Yo, que conozco exhaustivamente la obra de Jorge Manrique, estaba absolutamente en la gloria.
Bajo el sol su delicioso entorno de calles con casitas de fachadas floridas, hacía suponer la maravilla nocturna que vendría. No quedé defraudada, y menos al escuchar los acordes de música medieval que endulzaban la noche de los premios.

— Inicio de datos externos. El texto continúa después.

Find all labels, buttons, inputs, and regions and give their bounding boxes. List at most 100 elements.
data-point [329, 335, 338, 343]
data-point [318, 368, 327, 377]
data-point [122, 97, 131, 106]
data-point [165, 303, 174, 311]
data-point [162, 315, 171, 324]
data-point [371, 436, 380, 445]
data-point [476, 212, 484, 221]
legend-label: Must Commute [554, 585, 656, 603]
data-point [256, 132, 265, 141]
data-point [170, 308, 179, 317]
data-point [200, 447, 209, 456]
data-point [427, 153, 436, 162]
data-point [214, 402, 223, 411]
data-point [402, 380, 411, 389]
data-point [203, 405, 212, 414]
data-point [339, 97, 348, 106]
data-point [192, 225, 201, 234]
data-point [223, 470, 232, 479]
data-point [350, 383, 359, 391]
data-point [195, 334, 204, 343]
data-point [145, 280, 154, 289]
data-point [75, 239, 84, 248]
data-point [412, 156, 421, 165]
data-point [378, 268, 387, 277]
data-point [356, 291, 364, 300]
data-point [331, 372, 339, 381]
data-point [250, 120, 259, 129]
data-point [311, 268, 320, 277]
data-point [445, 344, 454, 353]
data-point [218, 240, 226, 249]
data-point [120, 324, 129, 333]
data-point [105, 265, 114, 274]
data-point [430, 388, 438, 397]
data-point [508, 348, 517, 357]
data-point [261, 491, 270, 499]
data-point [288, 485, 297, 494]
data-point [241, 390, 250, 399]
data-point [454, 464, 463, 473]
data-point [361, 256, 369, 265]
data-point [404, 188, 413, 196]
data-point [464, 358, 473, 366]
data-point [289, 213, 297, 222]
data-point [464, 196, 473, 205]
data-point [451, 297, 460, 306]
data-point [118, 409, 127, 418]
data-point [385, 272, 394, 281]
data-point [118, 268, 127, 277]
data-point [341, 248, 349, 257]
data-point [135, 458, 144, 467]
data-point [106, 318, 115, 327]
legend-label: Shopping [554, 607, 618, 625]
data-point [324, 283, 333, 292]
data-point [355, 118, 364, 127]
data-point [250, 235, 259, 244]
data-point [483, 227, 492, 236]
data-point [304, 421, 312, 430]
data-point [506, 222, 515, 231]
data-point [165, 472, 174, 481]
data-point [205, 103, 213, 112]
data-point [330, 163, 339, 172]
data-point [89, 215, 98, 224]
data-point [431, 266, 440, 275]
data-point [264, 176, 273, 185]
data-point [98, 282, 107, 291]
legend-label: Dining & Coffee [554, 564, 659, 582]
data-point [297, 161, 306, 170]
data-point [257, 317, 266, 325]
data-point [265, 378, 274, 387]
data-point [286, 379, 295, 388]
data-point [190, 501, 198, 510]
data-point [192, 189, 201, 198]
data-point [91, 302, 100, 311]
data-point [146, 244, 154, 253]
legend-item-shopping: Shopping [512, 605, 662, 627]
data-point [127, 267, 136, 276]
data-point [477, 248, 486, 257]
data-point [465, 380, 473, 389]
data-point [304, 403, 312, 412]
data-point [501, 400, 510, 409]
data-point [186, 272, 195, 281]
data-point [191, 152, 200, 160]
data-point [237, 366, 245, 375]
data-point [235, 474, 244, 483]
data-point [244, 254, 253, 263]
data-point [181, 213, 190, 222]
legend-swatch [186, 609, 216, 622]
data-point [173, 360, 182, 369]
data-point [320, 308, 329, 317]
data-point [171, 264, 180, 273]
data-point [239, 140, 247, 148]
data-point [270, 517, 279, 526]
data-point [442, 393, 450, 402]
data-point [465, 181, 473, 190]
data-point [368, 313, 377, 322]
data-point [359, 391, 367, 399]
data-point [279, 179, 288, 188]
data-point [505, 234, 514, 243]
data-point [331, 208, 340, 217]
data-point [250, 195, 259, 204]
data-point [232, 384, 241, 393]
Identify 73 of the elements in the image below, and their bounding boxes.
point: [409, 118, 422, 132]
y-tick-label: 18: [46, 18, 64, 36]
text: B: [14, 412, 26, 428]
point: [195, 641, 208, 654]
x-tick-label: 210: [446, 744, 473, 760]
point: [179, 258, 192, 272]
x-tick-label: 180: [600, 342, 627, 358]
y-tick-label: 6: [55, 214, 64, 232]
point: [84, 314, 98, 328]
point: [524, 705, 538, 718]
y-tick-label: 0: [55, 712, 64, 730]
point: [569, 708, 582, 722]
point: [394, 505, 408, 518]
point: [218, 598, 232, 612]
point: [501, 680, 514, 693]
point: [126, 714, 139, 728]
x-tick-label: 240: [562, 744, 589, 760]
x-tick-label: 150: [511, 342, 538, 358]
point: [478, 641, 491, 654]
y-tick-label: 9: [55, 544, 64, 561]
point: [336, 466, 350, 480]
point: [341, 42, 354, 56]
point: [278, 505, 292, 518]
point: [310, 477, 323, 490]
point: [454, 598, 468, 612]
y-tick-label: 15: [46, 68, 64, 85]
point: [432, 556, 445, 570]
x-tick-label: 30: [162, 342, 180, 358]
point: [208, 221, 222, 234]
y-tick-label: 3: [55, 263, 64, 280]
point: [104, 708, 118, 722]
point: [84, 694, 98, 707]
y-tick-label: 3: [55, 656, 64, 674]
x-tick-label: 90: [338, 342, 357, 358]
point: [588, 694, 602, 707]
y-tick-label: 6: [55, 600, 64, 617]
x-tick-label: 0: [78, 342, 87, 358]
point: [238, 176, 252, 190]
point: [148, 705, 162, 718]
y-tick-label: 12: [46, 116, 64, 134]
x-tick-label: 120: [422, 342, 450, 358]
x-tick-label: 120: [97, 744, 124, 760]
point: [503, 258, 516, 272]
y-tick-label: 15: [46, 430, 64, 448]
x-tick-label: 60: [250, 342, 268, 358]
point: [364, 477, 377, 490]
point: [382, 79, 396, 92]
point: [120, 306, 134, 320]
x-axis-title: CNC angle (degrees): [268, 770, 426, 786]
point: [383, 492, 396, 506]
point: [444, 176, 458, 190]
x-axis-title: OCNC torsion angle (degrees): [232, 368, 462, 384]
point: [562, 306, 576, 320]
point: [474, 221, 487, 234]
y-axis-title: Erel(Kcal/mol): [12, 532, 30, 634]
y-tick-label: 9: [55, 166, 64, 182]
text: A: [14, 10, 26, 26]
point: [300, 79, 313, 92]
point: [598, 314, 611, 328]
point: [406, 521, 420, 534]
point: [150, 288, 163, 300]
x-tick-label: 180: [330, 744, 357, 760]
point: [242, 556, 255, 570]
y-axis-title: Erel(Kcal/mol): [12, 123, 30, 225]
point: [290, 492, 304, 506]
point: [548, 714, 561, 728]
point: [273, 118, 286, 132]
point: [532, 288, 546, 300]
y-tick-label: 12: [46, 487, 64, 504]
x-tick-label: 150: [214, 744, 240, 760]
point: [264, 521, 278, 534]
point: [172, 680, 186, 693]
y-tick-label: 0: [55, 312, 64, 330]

Una imagen del ágape para los escritores y acompañantes antes del evento. El ambiente, de lo más cordial.
Mi acompañante, mi marido, Javier. Para mí la mejor compañía imaginable. Además es mi chófer, jajaja, sin él a ver cómo iba yo a por los premios.
¡Preparados, listos, ya....! Los ocho premiados. Por orden de izquierda a derecha, 1º premio y sucesivos. Nuestros manuscritos en la mano para la lectura.
Mi turno de intervención. La luz que iluminaba el atril me cegaba con respecto al auditorio. Digamos que estaba sola con mi texto; “Un Cyrano cualquiera”, cuyo argumento se centra en un joven con una grave deficiencia física que, enamorado de una muchacha llamada Elisa, sin posibilidades de ser correspondido, acepta poner sus dotes para la palabra escrita al servicio de las pretensiones de su amigo Mario, que logra así conquistarla. El protagonista se presta a esa estrategia (como hizo Cyrano de Bergerac) porque siente que enamorar a Elisa con palabras emanadas de su corazón es el único triunfo al que puede aspirar.
El señor que está en primer término es un Concejal que hizo una semblanza de don Rodrigo Manrique y de la infancia de su hijo Jorge Manrique, el genial autor de las "Coplas por la muerte de su padre", transcurrida en esa casa, con juegos en aquella plaza. Me encantó oírlo, me emocionó hallarme en un lugar con tanta historia.
Al fondo estoy yo. Era el maremagnum tras acabar el acto de entrega de premios.
Posando todos con el Alcalde, que aparece en la imagen a mi derecha, izquierda de la foto.
Con el 2º premio de poesía, que venía de Cádiz.
Al día siguiente. El dueño del hotel, don Santiago Cruz, nos mostró las instalaciones, las espléndidas terrazas, y nos hizo algunas fotos.
Como ésta.
Aquí estoy conversando con don Santiago Cruz, que nos ponderó la excelente gastroinomía de su Restaurante (doy fe de que no exageraba) con una simpatía arrolladora. Me hizo firmar en el Libro de Honor del establecimiento.


¿Habíais visto alguna vez esta señal de tráfico? Por los alrededores del Río Mundo abundaba.
No pude resistirme a fotografiar varias de ellas jajaja...¡Mira que si te sale un sapo saltarín por la carretera!

Se me olvidaba esta imagen del restaurante del Hotel Cruz.

Aquí estoy en Ríopar, en el camino de vuelta.
Y con esta imagen despido esta entrada. Ya veis, quería compartir con vosotros la alegría de estos dos días en tierras de Jaén.